With all these tailwinds, MYI is poised for a strong rebound in the near term, with its cheap price based on the steep NAV discount exceeding 10%. I have been actively picking up shares of some Muni funds in 2024. MYI is the most recent one added to my buy list because I see the rate cut as a real catalyst to propel the fund to close down the NAV discount. Therefore, it looks very promising in the remaining part of 2024. I plan to open the MYI position in my income portfolio and expect it to provide me a handsome total return in the next 12 months. MYI pays a tax-free dividend close to 6%, which would be translated to a higher taxable dividend. I believe that it is also a very good long-term holding based on the current yield level.
Risks & Caveats
MYI has ROC in its recent distributions, which is a bit high, as shown below. It is a source of concern from many investors. It may not indicate a structural issue (yet) for the fund, but it is certainly worth closer monitoring.
MYI distribution history from CEFConnect
The high leverage is always a risk factor in the current high interest rate environment. MYI’s leverage is higher than the CEF average. The interest rates will have a bigger impact on the fund.
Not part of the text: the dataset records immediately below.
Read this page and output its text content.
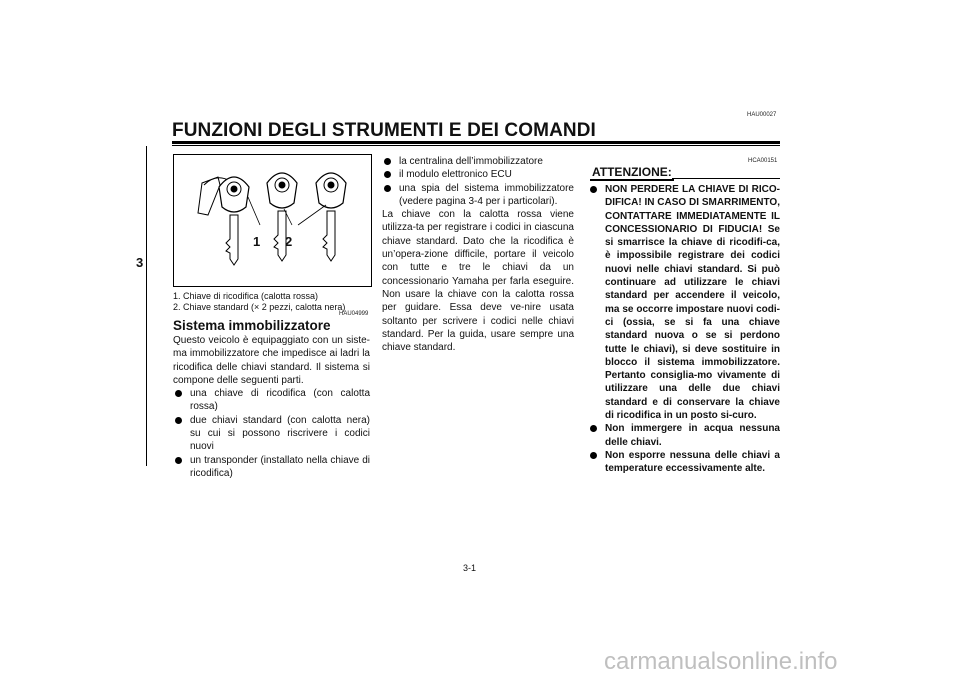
FUNZIONI DEGLI STRUMENTI E DEI COMANDI
HAU00027
3
1 2
1. Chiave di ricodifica (calotta rossa)
2. Chiave standard (× 2 pezzi, calotta nera)
HAU04999
Sistema immobilizzatore

Questo veicolo è equipaggiato con un siste-ma immobilizzatore che impedisce ai ladri la ricodifica delle chiavi standard. Il sistema si compone delle seguenti parti.

una chiave di ricodifica (con calotta rossa)
due chiavi standard (con calotta nera) su cui si possono riscrivere i codici nuovi
un transponder (installato nella chiave di ricodifica)
la centralina dell’immobilizzatore
il modulo elettronico ECU
una spia del sistema immobilizzatore (vedere pagina 3-4 per i particolari).

La chiave con la calotta rossa viene utilizza-ta per registrare i codici in ciascuna chiave standard. Dato che la ricodifica è un’opera-zione difficile, portare il veicolo con tutte e tre le chiavi da un concessionario Yamaha per farla eseguire. Non usare la chiave con la calotta rossa per guidare. Essa deve ve-nire usata soltanto per scrivere i codici nelle chiavi standard. Per la guida, usare sempre una chiave standard.

HCA00151
ATTENZIONE:
NON PERDERE LA CHIAVE DI RICO-DIFICA! IN CASO DI SMARRIMENTO, CONTATTARE IMMEDIATAMENTE IL CONCESSIONARIO DI FIDUCIA! Se si smarrisce la chiave di ricodifi-ca, è impossibile registrare dei codici nuovi nelle chiavi standard. Si può continuare ad utilizzare le chiavi standard per accendere il veicolo, ma se occorre impostare nuovi codi-ci (ossia, se si fa una chiave standard nuova o se si perdono tutte le chiavi), si deve sostituire in blocco il sistema immobilizzatore. Pertanto consiglia-mo vivamente di utilizzare una delle due chiavi standard e di conservare la chiave di ricodifica in un posto si-curo.
Non immergere in acqua nessuna delle chiavi.
Non esporre nessuna delle chiavi a temperature eccessivamente alte.
3-1
carmanualsonline.info
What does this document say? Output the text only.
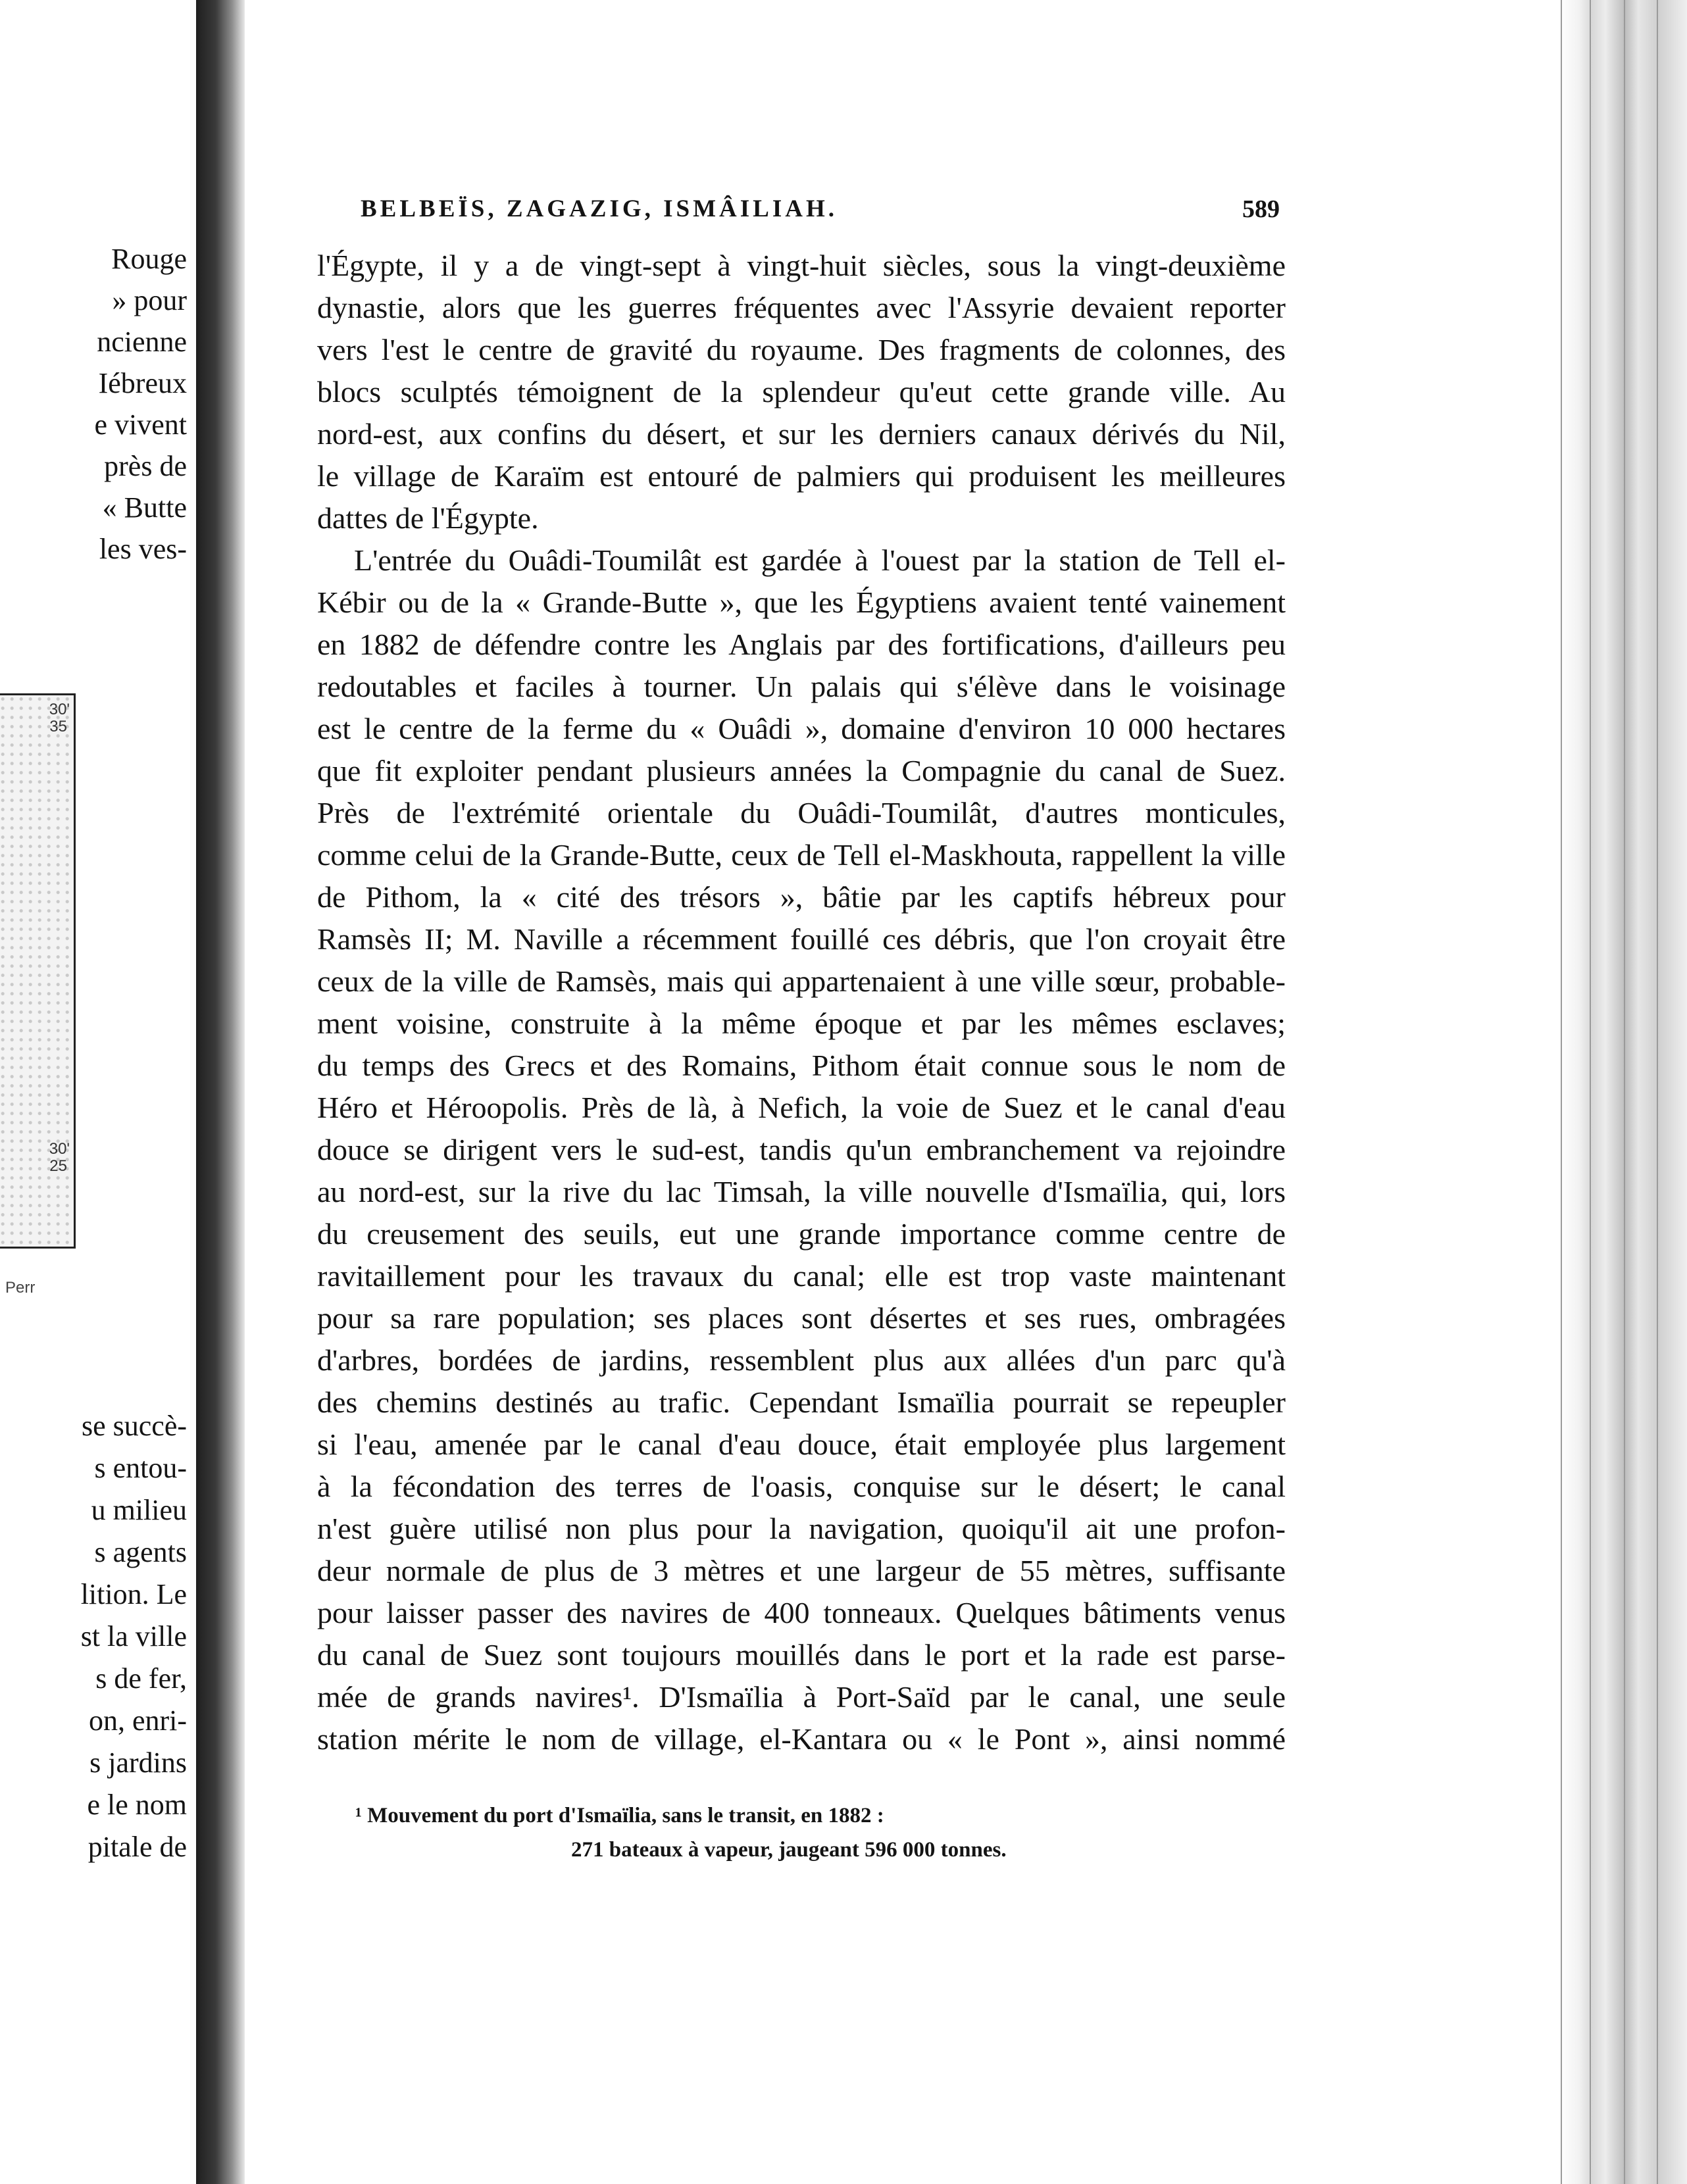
Rouge
» pour
ncienne
Iébreux
e vivent
près de
« Butte
les ves-
30'
35
30'
25
Perr
se succè-
s entou-
u milieu
s agents
lition. Le
st la ville
s de fer,
on, enri-
s jardins
e le nom
pitale de
BELBEÏS, ZAGAZIG, ISMÂILIAH.	589
l'Égypte, il y a de vingt-sept à vingt-huit siècles, sous la vingt-deuxième
dynastie, alors que les guerres fréquentes avec l'Assyrie devaient reporter
vers l'est le centre de gravité du royaume. Des fragments de colonnes, des
blocs sculptés témoignent de la splendeur qu'eut cette grande ville. Au
nord-est, aux confins du désert, et sur les derniers canaux dérivés du Nil,
le village de Karaïm est entouré de palmiers qui produisent les meilleures
dattes de l'Égypte.
L'entrée du Ouâdi-Toumilât est gardée à l'ouest par la station de Tell el-
Kébir ou de la « Grande-Butte », que les Égyptiens avaient tenté vainement
en 1882 de défendre contre les Anglais par des fortifications, d'ailleurs peu
redoutables et faciles à tourner. Un palais qui s'élève dans le voisinage
est le centre de la ferme du « Ouâdi », domaine d'environ 10 000 hectares
que fit exploiter pendant plusieurs années la Compagnie du canal de Suez.
Près de l'extrémité orientale du Ouâdi-Toumilât, d'autres monticules,
comme celui de la Grande-Butte, ceux de Tell el-Maskhouta, rappellent la ville
de Pithom, la « cité des trésors », bâtie par les captifs hébreux pour
Ramsès II; M. Naville a récemment fouillé ces débris, que l'on croyait être
ceux de la ville de Ramsès, mais qui appartenaient à une ville sœur, probable-
ment voisine, construite à la même époque et par les mêmes esclaves;
du temps des Grecs et des Romains, Pithom était connue sous le nom de
Héro et Héroopolis. Près de là, à Nefich, la voie de Suez et le canal d'eau
douce se dirigent vers le sud-est, tandis qu'un embranchement va rejoindre
au nord-est, sur la rive du lac Timsah, la ville nouvelle d'Ismaïlia, qui, lors
du creusement des seuils, eut une grande importance comme centre de
ravitaillement pour les travaux du canal; elle est trop vaste maintenant
pour sa rare population; ses places sont désertes et ses rues, ombragées
d'arbres, bordées de jardins, ressemblent plus aux allées d'un parc qu'à
des chemins destinés au trafic. Cependant Ismaïlia pourrait se repeupler
si l'eau, amenée par le canal d'eau douce, était employée plus largement
à la fécondation des terres de l'oasis, conquise sur le désert; le canal
n'est guère utilisé non plus pour la navigation, quoiqu'il ait une profon-
deur normale de plus de 3 mètres et une largeur de 55 mètres, suffisante
pour laisser passer des navires de 400 tonneaux. Quelques bâtiments venus
du canal de Suez sont toujours mouillés dans le port et la rade est parse-
mée de grands navires¹. D'Ismaïlia à Port-Saïd par le canal, une seule
station mérite le nom de village, el-Kantara ou « le Pont », ainsi nommé
¹ Mouvement du port d'Ismaïlia, sans le transit, en 1882 :
271 bateaux à vapeur, jaugeant 596 000 tonnes.
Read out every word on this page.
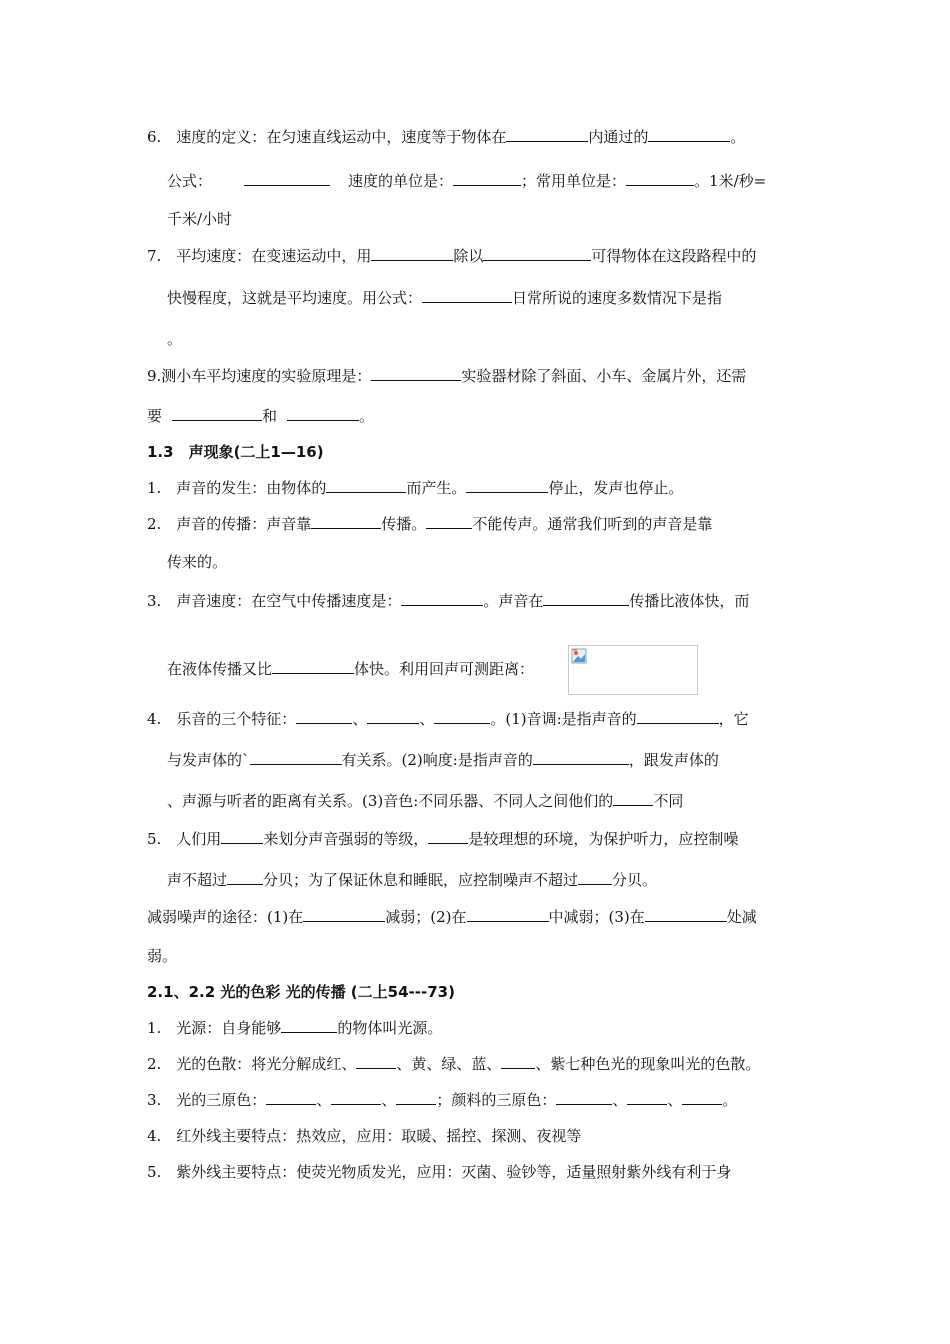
6.　速度的定义：在匀速直线运动中，速度等于物体在	内通过的	。
公式：	速度的单位是：	；常用单位是：	。1米/秒=
千米/小时
7.　平均速度：在变速运动中，用	除以	可得物体在这段路程中的
快慢程度，这就是平均速度。用公式：	日常所说的速度多数情况下是指
。
9.测小车平均速度的实验原理是：	实验器材除了斜面、小车、金属片外，还需
要	和	。
1.3　声现象(二上1—16)
1.　声音的发生：由物体的	而产生。	停止，发声也停止。
2.　声音的传播：声音靠	传播。	不能传声。通常我们听到的声音是靠
传来的。
3.　声音速度：在空气中传播速度是：	。声音在	传播比液体快，而
在液体传播又比	体快。利用回声可测距离：
4.　乐音的三个特征：	、	、	。(1)音调:是指声音的	，它
与发声体的`	有关系。(2)响度:是指声音的	，跟发声体的
、声源与听者的距离有关系。(3)音色:不同乐器、不同人之间他们的	不同
5.　人们用	来划分声音强弱的等级，	是较理想的环境，为保护听力，应控制噪
声不超过 分贝；为了保证休息和睡眠，应控制噪声不超过 分贝。
减弱噪声的途径：(1)在	减弱；(2)在	中减弱；(3)在	处减
弱。
2.1、2.2 光的色彩 光的传播 (二上54---73)
1.　光源：自身能够	的物体叫光源。
2.　光的色散：将光分解成红、	、黄、绿、蓝、 、紫七种色光的现象叫光的色散。
3.　光的三原色：	、	、	；颜料的三原色：	、	、	。
4.　红外线主要特点：热效应，应用：取暖、摇控、探测、夜视等
5.　紫外线主要特点：使荧光物质发光，应用：灭菌、验钞等，适量照射紫外线有利于身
It is always possible that the Fed may not cut the rate, so the leverage cost could remain high enough to hit the fund performance.
The default rate is typically not a concern for the Muni due to high credit quality. However, if the economy turns south really badly, like hitting a serious recession, it would definitely hurt the bond market, including Muni bonds. This risk is rather remote based on the current state of the US economy.
Conclusion
The high leveraged Muni fund MYI offers a high yield 5.95% with tax exemption benefit and a current NAV discount at 10.2%. The current macro conditions remain highly favorable to high-yield and high-leverage Muni CEF funds. The seasonal strong summer is a powerful tailwind for the Muni funds to continue narrowing down the NAV discount gap and perform well. I highly recommend MYI to income investors who see the strength of municipal credit and look to capture the opportunities in the high-yield municipal market in 2024.